In my dream I did a combination warm and cool underpainting. I used cool colors in the shadows and warm colors in the areas lit by the sun. It is such a simple way to give your painting a head start in capturing the light. I was excited to give it a try.
|Blocking in the painting with big shapes of warm and cool colors|
I chose a photo from my favorite park. It was late afternoon and the trees were catching the last fiery rays of the setting sun. It was late autumn so there was a chill in the air. But the warmth of the trees made up for the cold.
I took out a piece of dark gray Canson Mi-Teintes paper and my box of Nupastels. I dis a simple block in with oranges for the sunlit trees and blues for the tree and grasses in the shadows. I added a pale blue-green for the sky.
|adding the trunks and branches|
I developed some of the branches with my Terry Ludwig eggplant pastel and then continued layering with soft pastels. All I had to do was follow the warm and cool block-in colors. With each layer I refined the trees and grasses.
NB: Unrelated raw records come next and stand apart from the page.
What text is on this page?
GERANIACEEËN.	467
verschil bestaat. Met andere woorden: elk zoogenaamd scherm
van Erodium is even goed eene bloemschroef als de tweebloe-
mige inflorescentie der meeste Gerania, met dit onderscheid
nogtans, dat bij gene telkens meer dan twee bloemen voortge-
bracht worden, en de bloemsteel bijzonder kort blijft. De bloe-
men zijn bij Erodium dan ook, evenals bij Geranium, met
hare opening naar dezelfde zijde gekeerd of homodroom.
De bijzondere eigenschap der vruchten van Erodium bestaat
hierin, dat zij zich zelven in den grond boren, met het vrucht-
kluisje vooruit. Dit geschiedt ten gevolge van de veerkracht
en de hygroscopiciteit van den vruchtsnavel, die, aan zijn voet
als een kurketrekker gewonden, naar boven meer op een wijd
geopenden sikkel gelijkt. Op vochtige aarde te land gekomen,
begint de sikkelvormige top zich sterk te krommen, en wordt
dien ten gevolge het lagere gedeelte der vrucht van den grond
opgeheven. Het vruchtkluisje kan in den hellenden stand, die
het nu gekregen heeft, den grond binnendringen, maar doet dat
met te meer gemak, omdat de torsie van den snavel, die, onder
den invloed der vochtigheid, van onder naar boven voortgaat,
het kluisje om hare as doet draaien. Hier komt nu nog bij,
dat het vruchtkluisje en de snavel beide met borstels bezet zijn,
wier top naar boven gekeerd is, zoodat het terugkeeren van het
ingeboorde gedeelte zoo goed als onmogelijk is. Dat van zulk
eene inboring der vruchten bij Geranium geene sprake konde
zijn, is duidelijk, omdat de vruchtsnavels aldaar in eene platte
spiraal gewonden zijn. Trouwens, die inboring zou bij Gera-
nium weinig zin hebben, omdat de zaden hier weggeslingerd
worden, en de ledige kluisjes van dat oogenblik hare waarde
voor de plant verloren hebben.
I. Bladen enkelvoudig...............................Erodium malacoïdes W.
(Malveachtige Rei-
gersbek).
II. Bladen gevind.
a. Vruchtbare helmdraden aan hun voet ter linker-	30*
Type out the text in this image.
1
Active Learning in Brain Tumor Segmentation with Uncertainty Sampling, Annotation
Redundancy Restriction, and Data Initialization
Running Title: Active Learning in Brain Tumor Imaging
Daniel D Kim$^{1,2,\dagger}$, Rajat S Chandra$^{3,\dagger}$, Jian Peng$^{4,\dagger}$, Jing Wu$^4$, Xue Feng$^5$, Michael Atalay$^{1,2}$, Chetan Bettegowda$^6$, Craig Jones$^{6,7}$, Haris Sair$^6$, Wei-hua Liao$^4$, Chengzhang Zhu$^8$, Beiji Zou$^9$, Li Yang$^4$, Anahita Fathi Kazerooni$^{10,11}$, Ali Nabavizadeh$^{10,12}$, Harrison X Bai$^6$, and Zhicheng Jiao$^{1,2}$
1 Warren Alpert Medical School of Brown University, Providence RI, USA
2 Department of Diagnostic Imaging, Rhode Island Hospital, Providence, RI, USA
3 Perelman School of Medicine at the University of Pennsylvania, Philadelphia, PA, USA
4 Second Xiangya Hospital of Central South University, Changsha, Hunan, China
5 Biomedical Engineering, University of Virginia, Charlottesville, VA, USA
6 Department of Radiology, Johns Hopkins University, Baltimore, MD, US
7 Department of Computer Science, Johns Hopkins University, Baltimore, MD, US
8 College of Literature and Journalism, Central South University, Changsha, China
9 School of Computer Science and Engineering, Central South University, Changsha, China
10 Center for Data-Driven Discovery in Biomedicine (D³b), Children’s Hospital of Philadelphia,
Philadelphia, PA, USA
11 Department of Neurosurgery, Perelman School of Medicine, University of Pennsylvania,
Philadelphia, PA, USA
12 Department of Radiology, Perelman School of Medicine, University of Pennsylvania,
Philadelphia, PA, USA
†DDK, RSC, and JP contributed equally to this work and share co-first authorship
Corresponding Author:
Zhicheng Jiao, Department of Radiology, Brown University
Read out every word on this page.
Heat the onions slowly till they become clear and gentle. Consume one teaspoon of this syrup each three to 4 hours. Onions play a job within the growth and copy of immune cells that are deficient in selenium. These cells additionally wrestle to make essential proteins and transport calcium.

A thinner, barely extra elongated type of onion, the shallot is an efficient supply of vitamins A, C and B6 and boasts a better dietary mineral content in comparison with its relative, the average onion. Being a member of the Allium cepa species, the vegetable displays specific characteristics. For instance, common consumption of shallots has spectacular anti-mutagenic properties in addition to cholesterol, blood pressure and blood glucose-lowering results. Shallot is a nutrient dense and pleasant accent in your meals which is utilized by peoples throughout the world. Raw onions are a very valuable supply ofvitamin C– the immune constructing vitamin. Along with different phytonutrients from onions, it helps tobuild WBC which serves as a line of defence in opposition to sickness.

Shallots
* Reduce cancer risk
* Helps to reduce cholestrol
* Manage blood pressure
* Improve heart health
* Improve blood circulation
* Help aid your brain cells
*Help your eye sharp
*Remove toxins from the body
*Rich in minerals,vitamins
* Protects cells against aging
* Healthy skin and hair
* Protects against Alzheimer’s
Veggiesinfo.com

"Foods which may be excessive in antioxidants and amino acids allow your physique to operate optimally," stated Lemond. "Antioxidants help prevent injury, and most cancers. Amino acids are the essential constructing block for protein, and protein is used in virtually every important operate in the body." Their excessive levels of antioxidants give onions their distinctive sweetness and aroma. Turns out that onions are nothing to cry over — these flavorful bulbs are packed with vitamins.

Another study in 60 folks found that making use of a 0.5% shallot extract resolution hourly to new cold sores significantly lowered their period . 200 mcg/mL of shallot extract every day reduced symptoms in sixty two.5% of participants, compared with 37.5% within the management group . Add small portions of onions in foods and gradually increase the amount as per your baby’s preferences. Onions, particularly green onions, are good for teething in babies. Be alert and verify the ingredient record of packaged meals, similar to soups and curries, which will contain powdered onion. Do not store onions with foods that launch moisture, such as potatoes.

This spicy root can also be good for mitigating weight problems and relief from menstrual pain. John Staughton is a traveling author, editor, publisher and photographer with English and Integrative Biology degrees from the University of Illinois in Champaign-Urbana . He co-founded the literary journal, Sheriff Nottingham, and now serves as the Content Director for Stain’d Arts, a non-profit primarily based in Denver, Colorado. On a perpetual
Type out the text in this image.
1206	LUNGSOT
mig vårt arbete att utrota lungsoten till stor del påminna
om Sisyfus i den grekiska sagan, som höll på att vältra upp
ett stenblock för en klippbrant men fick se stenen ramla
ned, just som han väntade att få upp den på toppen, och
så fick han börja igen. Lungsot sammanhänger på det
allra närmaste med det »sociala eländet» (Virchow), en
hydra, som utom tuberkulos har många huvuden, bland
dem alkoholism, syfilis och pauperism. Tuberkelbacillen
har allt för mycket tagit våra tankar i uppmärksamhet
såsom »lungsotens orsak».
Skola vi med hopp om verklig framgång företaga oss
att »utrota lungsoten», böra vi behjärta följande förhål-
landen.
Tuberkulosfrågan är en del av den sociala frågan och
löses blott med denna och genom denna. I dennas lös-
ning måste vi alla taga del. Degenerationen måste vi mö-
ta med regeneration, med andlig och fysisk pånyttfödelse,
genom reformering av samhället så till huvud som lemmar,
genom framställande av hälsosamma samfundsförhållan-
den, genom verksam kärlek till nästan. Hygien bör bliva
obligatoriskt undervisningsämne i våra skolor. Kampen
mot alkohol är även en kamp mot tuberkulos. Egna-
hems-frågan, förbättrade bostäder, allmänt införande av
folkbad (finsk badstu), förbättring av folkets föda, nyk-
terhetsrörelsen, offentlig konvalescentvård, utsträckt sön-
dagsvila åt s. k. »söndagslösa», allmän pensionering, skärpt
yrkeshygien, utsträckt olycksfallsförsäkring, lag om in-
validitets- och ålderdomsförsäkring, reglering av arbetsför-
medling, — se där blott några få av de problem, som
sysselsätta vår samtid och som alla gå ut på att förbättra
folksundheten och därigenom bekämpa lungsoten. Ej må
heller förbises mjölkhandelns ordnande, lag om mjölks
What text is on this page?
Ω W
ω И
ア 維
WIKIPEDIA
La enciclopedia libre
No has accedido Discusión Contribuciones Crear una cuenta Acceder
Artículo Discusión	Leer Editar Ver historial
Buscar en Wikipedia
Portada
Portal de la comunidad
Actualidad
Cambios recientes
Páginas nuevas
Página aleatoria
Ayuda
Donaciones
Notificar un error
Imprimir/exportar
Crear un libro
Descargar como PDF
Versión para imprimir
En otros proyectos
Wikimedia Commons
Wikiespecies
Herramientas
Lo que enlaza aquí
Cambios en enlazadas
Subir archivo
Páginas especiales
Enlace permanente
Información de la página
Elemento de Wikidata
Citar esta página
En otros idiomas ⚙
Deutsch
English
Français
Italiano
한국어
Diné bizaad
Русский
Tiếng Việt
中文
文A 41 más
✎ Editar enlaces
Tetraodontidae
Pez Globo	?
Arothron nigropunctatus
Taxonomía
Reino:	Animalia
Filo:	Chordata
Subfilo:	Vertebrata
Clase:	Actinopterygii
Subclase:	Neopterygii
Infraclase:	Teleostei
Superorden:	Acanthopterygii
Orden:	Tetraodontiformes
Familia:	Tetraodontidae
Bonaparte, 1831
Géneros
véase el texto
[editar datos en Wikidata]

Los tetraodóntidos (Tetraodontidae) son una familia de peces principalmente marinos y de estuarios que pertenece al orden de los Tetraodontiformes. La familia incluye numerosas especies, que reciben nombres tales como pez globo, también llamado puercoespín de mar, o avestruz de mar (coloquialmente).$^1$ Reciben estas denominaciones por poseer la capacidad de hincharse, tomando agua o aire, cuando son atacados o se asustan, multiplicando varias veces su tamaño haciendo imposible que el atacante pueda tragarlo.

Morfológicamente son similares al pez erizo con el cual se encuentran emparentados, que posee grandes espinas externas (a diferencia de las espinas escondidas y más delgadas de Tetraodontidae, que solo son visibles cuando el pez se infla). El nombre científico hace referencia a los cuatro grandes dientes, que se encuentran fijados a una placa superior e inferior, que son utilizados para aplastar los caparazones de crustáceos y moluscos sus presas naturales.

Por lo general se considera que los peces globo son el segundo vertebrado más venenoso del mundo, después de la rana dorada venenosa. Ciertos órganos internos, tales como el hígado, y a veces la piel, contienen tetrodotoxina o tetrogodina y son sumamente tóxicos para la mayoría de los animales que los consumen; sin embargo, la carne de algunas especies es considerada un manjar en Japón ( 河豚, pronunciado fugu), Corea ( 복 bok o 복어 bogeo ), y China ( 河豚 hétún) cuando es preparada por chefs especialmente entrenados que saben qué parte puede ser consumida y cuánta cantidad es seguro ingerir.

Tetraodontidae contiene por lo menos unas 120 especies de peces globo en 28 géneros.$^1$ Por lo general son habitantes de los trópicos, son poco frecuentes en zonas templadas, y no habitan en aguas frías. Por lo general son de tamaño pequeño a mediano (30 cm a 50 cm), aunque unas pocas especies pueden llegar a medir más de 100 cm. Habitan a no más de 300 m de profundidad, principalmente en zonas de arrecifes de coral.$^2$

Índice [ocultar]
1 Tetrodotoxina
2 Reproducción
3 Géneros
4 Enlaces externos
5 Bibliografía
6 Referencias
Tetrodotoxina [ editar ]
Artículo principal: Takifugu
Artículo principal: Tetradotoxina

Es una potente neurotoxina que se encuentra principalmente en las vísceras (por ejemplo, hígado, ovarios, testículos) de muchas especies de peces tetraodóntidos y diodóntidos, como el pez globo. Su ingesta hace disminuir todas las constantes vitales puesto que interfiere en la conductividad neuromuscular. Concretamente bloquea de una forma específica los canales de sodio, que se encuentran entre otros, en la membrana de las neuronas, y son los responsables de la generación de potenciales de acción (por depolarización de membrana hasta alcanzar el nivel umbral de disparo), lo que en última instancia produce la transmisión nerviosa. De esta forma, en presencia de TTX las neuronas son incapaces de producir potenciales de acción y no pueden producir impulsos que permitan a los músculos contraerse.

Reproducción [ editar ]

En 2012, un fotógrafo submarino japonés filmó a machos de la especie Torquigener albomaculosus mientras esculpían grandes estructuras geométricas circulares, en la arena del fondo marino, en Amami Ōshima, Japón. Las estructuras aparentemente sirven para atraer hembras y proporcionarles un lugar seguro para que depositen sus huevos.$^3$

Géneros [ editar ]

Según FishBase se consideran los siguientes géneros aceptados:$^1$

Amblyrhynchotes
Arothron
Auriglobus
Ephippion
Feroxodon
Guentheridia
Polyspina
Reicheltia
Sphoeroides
I used the sky color to further refine the trees. It was fun to work on a painting that I started in my dreams! I know I will use this underpainting technique again. How about you?
|my tiny reference photo in the top left corner|
Underpainting for pastels is a complicated subject. There are so many ways to start a pastel painting. There are so many underpainting choices with no right or wrong way to go about it. I have put together a three day workshop on underpainting so I have much more to share than I can in this one post. But a quick point....every underpainting choice you make will influence the painting. I encourage you to experiment and play so that your underpainting choices will become intuitive.